Even before this year's Arab uprisings, the Middle East was not an undifferentiated block of authoritarianism. The citizens of countries with little or no oil, such as Egypt, Jordan, Lebanon, Morocco, and Tunisia, generally had more freedom than those of countries with lots of it, such as Bahrain, Iraq, Kuwait, Libya, and Saudi Arabia. And once the tumult started, the oil-rich regimes were more effective at fending off attempts to unseat them. Indeed, the Arab Spring has seriously threatened just one oil-funded ruler -- Libya's Muammar al-Qaddafi -- and only because NATO's intervention prevented the rebels' certain defeat.

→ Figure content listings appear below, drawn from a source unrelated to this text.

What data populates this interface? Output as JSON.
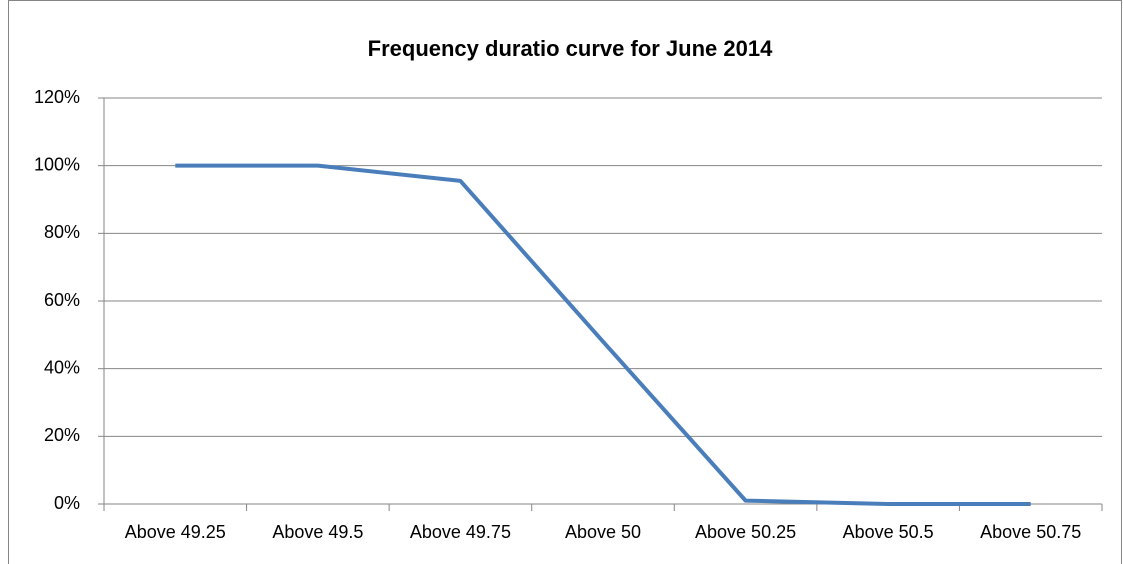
{
  "chart_data": {
    "type": "line",
    "title": "Frequency duratio curve for June 2014",
    "categories": [
      "Above 49.25",
      "Above 49.5",
      "Above 49.75",
      "Above 50",
      "Above 50.25",
      "Above 50.5",
      "Above 50.75"
    ],
    "values": [
      100,
      100,
      95.5,
      48,
      1,
      0,
      0
    ],
    "color": "#4a7ebb",
    "ylim": [
      0,
      120
    ],
    "yticks": [
      {
        "value": 0,
        "label": "0%"
      },
      {
        "value": 20,
        "label": "20%"
      },
      {
        "value": 40,
        "label": "40%"
      },
      {
        "value": 60,
        "label": "60%"
      },
      {
        "value": 80,
        "label": "80%"
      },
      {
        "value": 100,
        "label": "100%"
      },
      {
        "value": 120,
        "label": "120%"
      }
    ],
    "grid": true
  }
}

Worldwide, democracy has made impressive strides over the last three decades: just 30 percent of the world's governments were democratic in 1980; about 60 percent are today. Yet almost all the democratic governments that emerged during that period were in countries with little or no oil; in fact, countries that produced less than $100 per capita of oil per year (about what Ukraine and Vietnam produce) were three times as likely to democratize as countries that produced more than that. No country with more than a fraction of the per capita oil wealth of Bahrain, Iraq, or Libya has ever successfully gone from dictatorship to democracy. Scholars have called this the oil curse, arguing that oil wealth leads to authoritarianism, economic instability, corruption, and violent conflict. Skeptics claim that the correlation between oil and repression is a coincidence. As Dick Cheney, then the CEO of Haliburton, remarked at a 1996 energy conference, "The problem is that the good Lord didn't see fit to put oil and gas reserves where there are democratic governments."
But divine intervention did not cause repression in the Middle East: hydrocarbons did. There is no getting around the fact that countries in the region are less free because they produce and sell oil.